The static Appender is thread-safe because each thread gets their own copy due to data being thread-local by default in D. However, it doesn't mean that the functions are reentrant: If they get called recursively perhaps indirectly, then the subsequent executions would corrupt previous executions' Appender states.

Ali

[1] https://www.meetup.com/D-Lang-Silicon-Valley/events/kmqcvqyzmbzb/ Are you someone in the Bay Area but do not come to our meetups? We've been eating your falafel wraps! ;)

October 11, 2019
On Fri, 2019-10-11 at 00:41 +0000, Murilo via Digitalmars-d-learn wrote:
> I have started working with neural networks and for that I need a lot of computing power but the programs I make only use around 30% of the cpu, or at least that is what Task Manager tells me. How can I make it use all 4 cores of my AMD FX-4300 and how can I make it use 100% of it?

Why do you want to get CPU utilisation to 100%?

I would have thought you'd want to get the neural net to be as fast as possible, this does not necessarily imply that all CPU cycles must be used.

A neural net is, at it's heart, a set of communicating nodes. This is as much
an I/O bound model as it is compute bound one – nodes are generally waiting
for input as much as they are computing a value. The obvious solution
architecture for a small computer is to create a task per node on a thread
pool, with a few more threads in the pool than you have processors, and hope
that you can organise the communication between tasks so as to avoid cache
misses. This can be tricky when using multi-core processors. It gets even
worse when you have hyperthreads – many organisations doing CPU bound
computations switch off hyperthreads as they cause more problems than theysolve.

-- 
Russel.
===========================================
Dr Russel Winder      t: +44 20 7585 2200
41 Buckmaster Road    m: +44 7770 465 077
London SW11 1EN, UK   w: www.russel.org.uk



December 06, 2019
On Friday, 11 October 2019 at 06:18:03 UTC, Ali Çehreli wrote:
> Your threads must allocate as little memory as possible because memory allocation can trigger garbage collection and garbage collection stops all threads (except the one that's performing collection).
> We studied the effects of different allocation schemes during our last local D meetup[1]. The following program has two similar worker threads. One allocates in an inner scope, the other one uses a static Appender and clears its state as needed.
> The static Appender is thread-safe because each thread gets their own copy due to data being thread-local by default in D. However, it doesn't mean that the functions are reentrant: If they get called recursively perhaps indirectly, then the subsequent executions would corrupt previous executions' Appender states.

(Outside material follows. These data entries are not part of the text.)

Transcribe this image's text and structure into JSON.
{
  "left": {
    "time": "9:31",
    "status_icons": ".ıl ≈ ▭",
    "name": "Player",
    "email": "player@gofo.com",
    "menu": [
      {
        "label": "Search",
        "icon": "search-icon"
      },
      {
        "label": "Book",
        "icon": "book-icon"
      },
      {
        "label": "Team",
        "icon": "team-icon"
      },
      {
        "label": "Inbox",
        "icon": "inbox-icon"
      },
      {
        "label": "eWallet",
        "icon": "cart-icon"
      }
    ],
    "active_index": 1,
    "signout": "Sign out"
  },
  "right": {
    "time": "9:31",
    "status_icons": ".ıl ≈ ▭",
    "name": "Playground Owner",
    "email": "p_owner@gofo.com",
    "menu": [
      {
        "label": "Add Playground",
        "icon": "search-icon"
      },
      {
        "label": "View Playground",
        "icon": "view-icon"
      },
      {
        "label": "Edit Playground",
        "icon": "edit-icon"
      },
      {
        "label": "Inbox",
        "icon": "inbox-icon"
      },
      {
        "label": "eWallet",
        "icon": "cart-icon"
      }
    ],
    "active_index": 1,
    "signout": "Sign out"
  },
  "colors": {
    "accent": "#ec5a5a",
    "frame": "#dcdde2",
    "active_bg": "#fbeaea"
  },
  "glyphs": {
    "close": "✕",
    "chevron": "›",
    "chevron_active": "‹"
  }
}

Thanks for the information, they were very helpful.
December 06, 2019
On Friday, 11 October 2019 at 06:57:46 UTC, Russel Winder wrote:
> A neural net is, at it's heart, a set of communicating nodes. This is as much
> an I/O bound model as it is compute bound one – nodes are generally waiting
> for input as much as they are computing a value. The obvious solution
> architecture for a small computer is to create a task per node on a thread
> pool, with a few more threads in the pool than you have processors, and hope
> that you can organise the communication between tasks so as to avoid cache
> misses. This can be tricky when using multi-core processors. It gets even
> worse when you have hyperthreads – many organisations doing CPU bound
> computations switch off hyperthreads as they cause more problems than theysolve.

Thanks, that helped a lot. But I already figured out a new training algorithm that is a lot faster, no need to use parallelism anymore.